Space Between

Have I spent enough quality time with my parents?

Why haven’t I called him more? Why didn’t I just ask him how his day was going?

Why haven’t I asked to hear more stories from my grandparents?

How much time is left?

– Me, at 4 a.m. this morning.

This happens to me a lot. Especially when big changes are happening or I’m more stressed than usual. Amid the sadness, the nostalgia, the murmurings of all the “lasts,” my final two days as a student here at Carolina have been more eye-opening than they have anything else.

I think the emotions associated with all the lasts are actually just byproducts of an obsession we have with getting from point A to B. We hate leaving behind something good when the next step is more than uncertain. Some of us have the rest of our lives figured out. Others aren’t quite there and may not be for a while. We find ourselves resting our happiness within that job, that promotion, that degree. Or, perhaps, waiting to do so.

But what about the moments in between all of that?

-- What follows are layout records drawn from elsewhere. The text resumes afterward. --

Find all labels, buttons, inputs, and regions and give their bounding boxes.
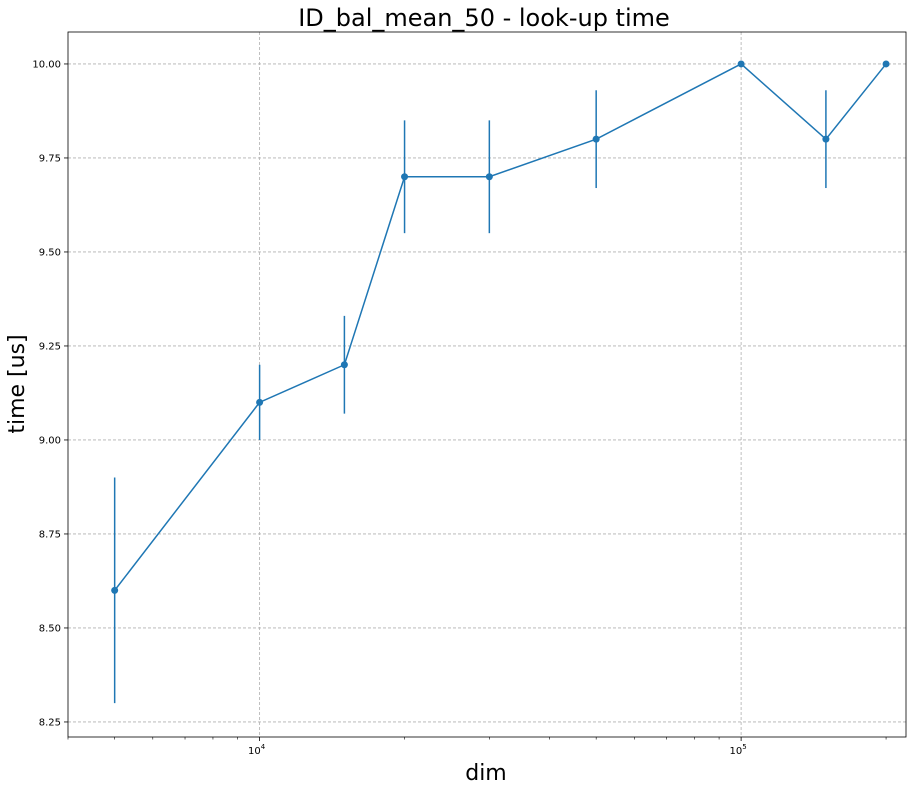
data-point xyxy=(111,586,119,594)
data-point xyxy=(592,135,600,143)
plot-frame xyxy=(67,31,907,738)
series xyxy=(111,60,890,704)
y-tick-label: 8.50 xyxy=(39,623,61,634)
y-tick-label: 10.00 xyxy=(32,59,61,70)
x-axis-label: dim xyxy=(465,761,507,786)
data-point xyxy=(401,173,409,181)
data-point xyxy=(882,60,890,68)
y-tick-label: 9.75 xyxy=(39,153,61,164)
y-tick-label: 9.50 xyxy=(39,247,61,258)
grid xyxy=(68,32,906,737)
y-tick-label: 8.75 xyxy=(39,529,61,540)
series-line xyxy=(114,63,887,591)
y-axis-label: time [us] xyxy=(5,334,30,433)
y-tick-label: 9.25 xyxy=(39,341,61,352)
x-tick-label: 104 xyxy=(248,743,266,757)
data-point xyxy=(822,135,830,143)
ticks: 8.25 8.50 8.75 9.00 9.25 9.50 9.75 10.00 104 105 xyxy=(32,59,887,757)
x-tick-label: 105 xyxy=(730,743,747,757)
y-tick-label: 9.00 xyxy=(39,435,61,446)
data-point xyxy=(340,361,348,369)
data-point xyxy=(256,398,264,406)
chart-title: ID_bal_mean_50 - look-up time xyxy=(298,4,670,32)
y-tick-label: 8.25 xyxy=(39,717,61,728)
data-point xyxy=(485,173,493,181)
data-point xyxy=(737,60,745,68)
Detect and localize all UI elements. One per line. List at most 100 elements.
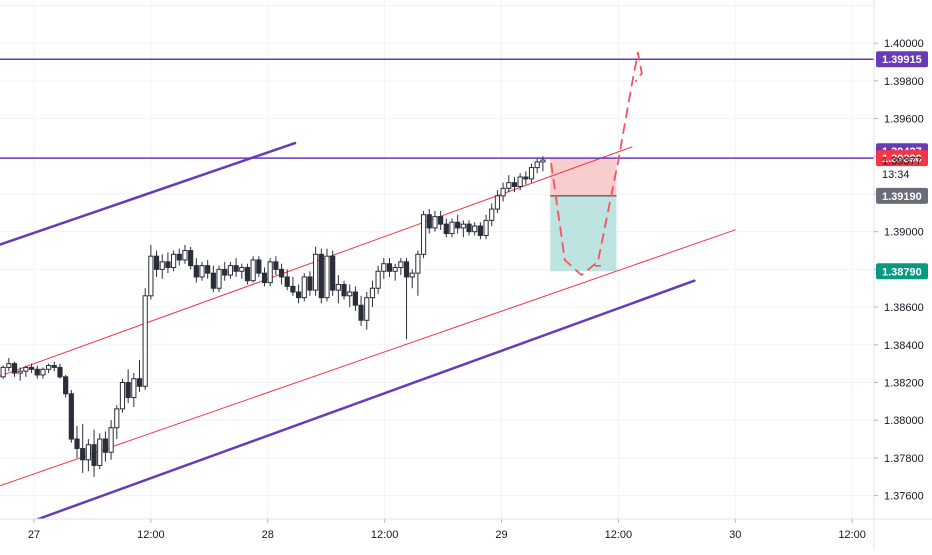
candle-body-down [57,366,63,378]
candle [119,378,126,413]
candle-body-up [415,253,421,274]
candle [23,365,29,377]
candle-body-up [517,176,523,187]
candle-body-up [170,253,177,269]
candle-body-up [313,253,319,291]
candle [438,210,444,230]
x-tick-label: 12:00 [838,529,866,541]
candle [449,218,455,238]
candle-body-up [301,276,307,299]
price-label-box [876,263,928,280]
price-labels: 1.399151.394271.393901.3937713:341.39190… [876,51,928,280]
candle-body-up [131,378,137,399]
candle-body-down [284,276,290,287]
price-label-text: 1.39377 [882,156,922,168]
candle-body-down [193,265,199,278]
candle-body-down [466,223,472,233]
candle [489,203,495,227]
y-tick-label: 1.38200 [884,377,924,389]
candle-body-down [295,291,302,299]
candle-body-up [534,161,540,169]
time-axis-panel[interactable] [0,519,932,550]
candle [364,292,370,330]
candle [210,265,216,293]
candle [136,359,143,392]
candle [386,258,393,277]
x-tick-label: 12:00 [371,529,399,541]
y-tick-label: 1.38600 [884,302,924,314]
y-tick-label: 1.39000 [884,227,924,239]
horizontal-levels[interactable] [0,58,874,159]
candle [74,425,80,458]
candle-body-up [199,265,205,278]
take-profit-zone[interactable] [550,195,617,272]
candle [534,158,540,174]
candle-body-down [63,376,69,395]
candle [477,222,483,240]
candle-body-down [68,393,74,440]
candle-body-up [227,265,234,276]
candle-body-up [381,263,387,272]
candle-body-up [17,370,23,374]
candle [250,256,256,283]
y-tick-label: 1.38000 [884,415,924,427]
candle-body-up [472,225,478,233]
candle [420,210,427,259]
candle-body-up [119,381,126,410]
candle-body-down [352,291,358,306]
candle [335,275,341,304]
candle [0,365,6,379]
price-label-text: 1.39390 [882,153,922,165]
candle-body-up [0,366,6,378]
candle-body-up [506,182,512,189]
candle-body-down [290,285,296,293]
candle [511,177,518,193]
candle [148,244,154,300]
trend-lines[interactable] [0,141,736,524]
x-tick-label: 30 [729,529,741,541]
candle [205,259,211,279]
candle [165,252,171,274]
candle-body-up [483,219,489,236]
candle-body-down [330,255,336,291]
candle-body-up [409,272,415,278]
candle-body-down [205,265,211,274]
candle [97,433,103,470]
position-tool[interactable] [550,158,617,272]
candle [233,258,239,277]
candle [341,280,347,300]
stop-loss-zone[interactable] [550,158,617,196]
candle [63,374,69,398]
candle [17,367,23,381]
trend-line-upper-channel-purple[interactable] [0,141,297,254]
candle [330,250,336,296]
candle [466,220,472,236]
candle [455,214,461,234]
candle-body-up [23,366,29,372]
candle-body-down [51,365,57,368]
candle [284,269,290,291]
projection-path-line[interactable] [550,51,643,276]
candle-body-up [46,365,52,370]
projection-path[interactable] [550,51,643,276]
candle-body-up [239,267,245,272]
price-label: 1.39190 [876,187,928,204]
candle-body-down [244,267,251,282]
candle [540,156,546,172]
candle [216,265,222,293]
candle-body-up [97,438,103,466]
candle-body-up [6,363,12,368]
candle [91,429,97,477]
candle [352,286,358,311]
candle [227,261,234,279]
candle [108,420,114,460]
x-tick-label: 27 [28,529,40,541]
candle [46,363,52,374]
trend-line-lower-channel-purple[interactable] [28,279,696,524]
candle-body-up [182,250,188,261]
candle-body-up [528,167,535,180]
candle [472,222,478,236]
candle [347,284,353,308]
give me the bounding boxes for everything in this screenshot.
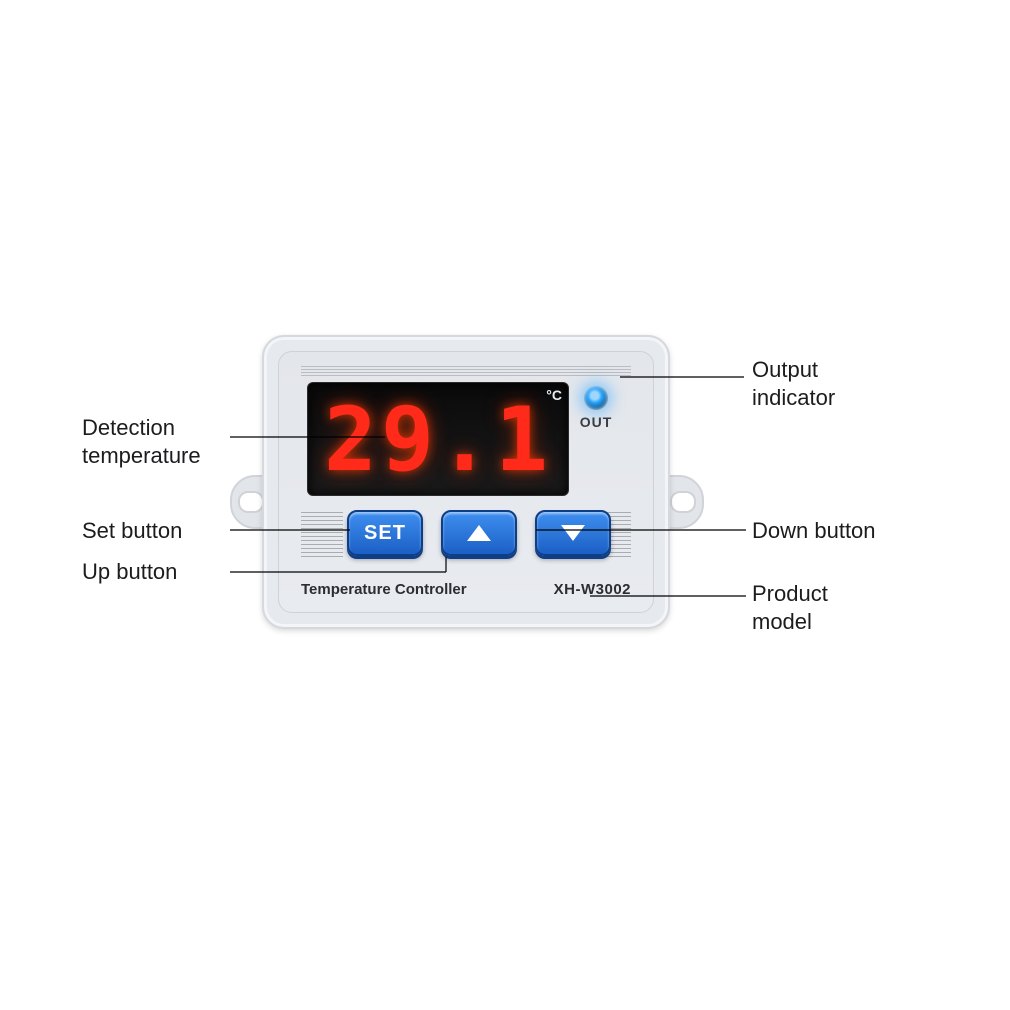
- label-output-indicator: Output indicator: [752, 356, 835, 411]
- lcd-display: °C 29.1: [307, 382, 569, 496]
- bottom-row: Temperature Controller XH-W3002: [301, 581, 631, 598]
- device-face: °C 29.1 OUT SET Temperature Controller X…: [278, 351, 654, 613]
- label-down-button: Down button: [752, 517, 876, 545]
- output-indicator: OUT: [565, 386, 627, 430]
- label-line: Detection: [82, 415, 175, 440]
- decor-stripes-left: [301, 512, 343, 560]
- label-product-model: Product model: [752, 580, 828, 635]
- down-button[interactable]: [535, 510, 611, 556]
- temperature-readout: 29.1: [308, 389, 568, 489]
- label-line: temperature: [82, 443, 201, 468]
- label-line: Product: [752, 581, 828, 606]
- button-row: SET: [347, 510, 611, 556]
- device-body: °C 29.1 OUT SET Temperature Controller X…: [262, 335, 670, 629]
- label-line: model: [752, 609, 812, 634]
- label-up-button: Up button: [82, 558, 177, 586]
- device-title: Temperature Controller: [301, 581, 467, 598]
- label-line: Output: [752, 357, 818, 382]
- out-label: OUT: [565, 414, 627, 430]
- set-button[interactable]: SET: [347, 510, 423, 556]
- label-line: indicator: [752, 385, 835, 410]
- label-detection-temperature: Detection temperature: [82, 414, 201, 469]
- device-model: XH-W3002: [554, 581, 631, 598]
- label-set-button: Set button: [82, 517, 182, 545]
- led-icon: [584, 386, 608, 410]
- triangle-down-icon: [561, 525, 585, 541]
- triangle-up-icon: [467, 525, 491, 541]
- up-button[interactable]: [441, 510, 517, 556]
- decor-stripes-top: [301, 366, 631, 378]
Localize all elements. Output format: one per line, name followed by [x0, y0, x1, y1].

This question was answered, or reaffirmed, in my last two days of being a college student.

John Robinson—he’s proof that professors do care about their students. He’s pushed me, encouraged and believed in me throughout the entirety of the semester with Media Hub, and I can confidently say I’m a better reporter because of his class. But we didn’t part ways with a talk about how to be a good reporter in the professional world.

You see, his send-off speech didn’t include a “I hope you get your dream job one day” spiel, while he did wish us the best of luck. In fact, he said we’d probably hate our first jobs. He didn’t wish us well in ticking off all those stereotypical milestones in chronological order for the rest of our lives–because, really, does that even happen to anyone?

What he left us with was something greater. Something greater than we all had anticipated at 9 a.m. on a Wednesday. This was the potential we all have to change the lives of others and be the light.

And it can be as simple as giving someone a lollipop.

JR showed us this video then handed out Tootsie Pops to each of us.

It’s not about what we do. It’s not about where we go. It’s about the people we impact along the way—it’s about those in-between moments we don’t even consider relevant half the time.

Little did I know what opening my eyes to these moments could really do.

I lost my keys after leaving Professor Robinson’s class. By 5 p.m., I couldn’t buy a drink at Target because I’d lost my debit card and all money to my name.

I knew I had lost my mind. I gave up and went to bed by 10 p.m. Still frazzled, I woke up, ate breakfast, worked on the paper I’d neglected the night before and caught a ride to class from my friend Kelsey. Halfway to our destination, I remembered why I’d had so much trouble sleeping (refer to the top of the blog).

I was caught up in thinking about all of the things I had been, and maybe am right now, missing. Maybe this was the result of JR’s parting words. Maybe it’s stress.

No. I started to realize it had to have been part of divine intervention when I received an email from “fred hall.”

Those in-between moments were beckoning me.

fred hall.png

Dr. Hall could’ve kept walking. He could’ve seen my card on the ground and not gone through the trouble to search me on the internet, let alone write a personal email. He could’ve not extended an offer to accommodate my schedule. Such a simple act of kindness turned my day around immediately and made me feel lucky to be surrounded by such kindhearted people who are so willing to be leaders in this way–leaders in creating joy in others.

The divine intervention didn’t stop here, because the professor of the class to which this blogging project belongs, Gary Kayye, also left us with a poignant parting speech that had me in tears. He, too, cares more about sending empathetic people into the world than churning out brilliant millionaires.

Like Robinson, he didn’t part with advice on how to be “successful” by standard means in the professional world.

He left us with a reminder of what it means to simply be a good human being. The rest falls into place.

This is the video that had me in tears.

Whether you’re giving someone a lollipop, picking up a lost debit card and rummaging the internet to find its owner, or holding the door open for someone with a smile on your face–you have a purpose.

You’re already successful. You’re already there–just make sure you know it, too.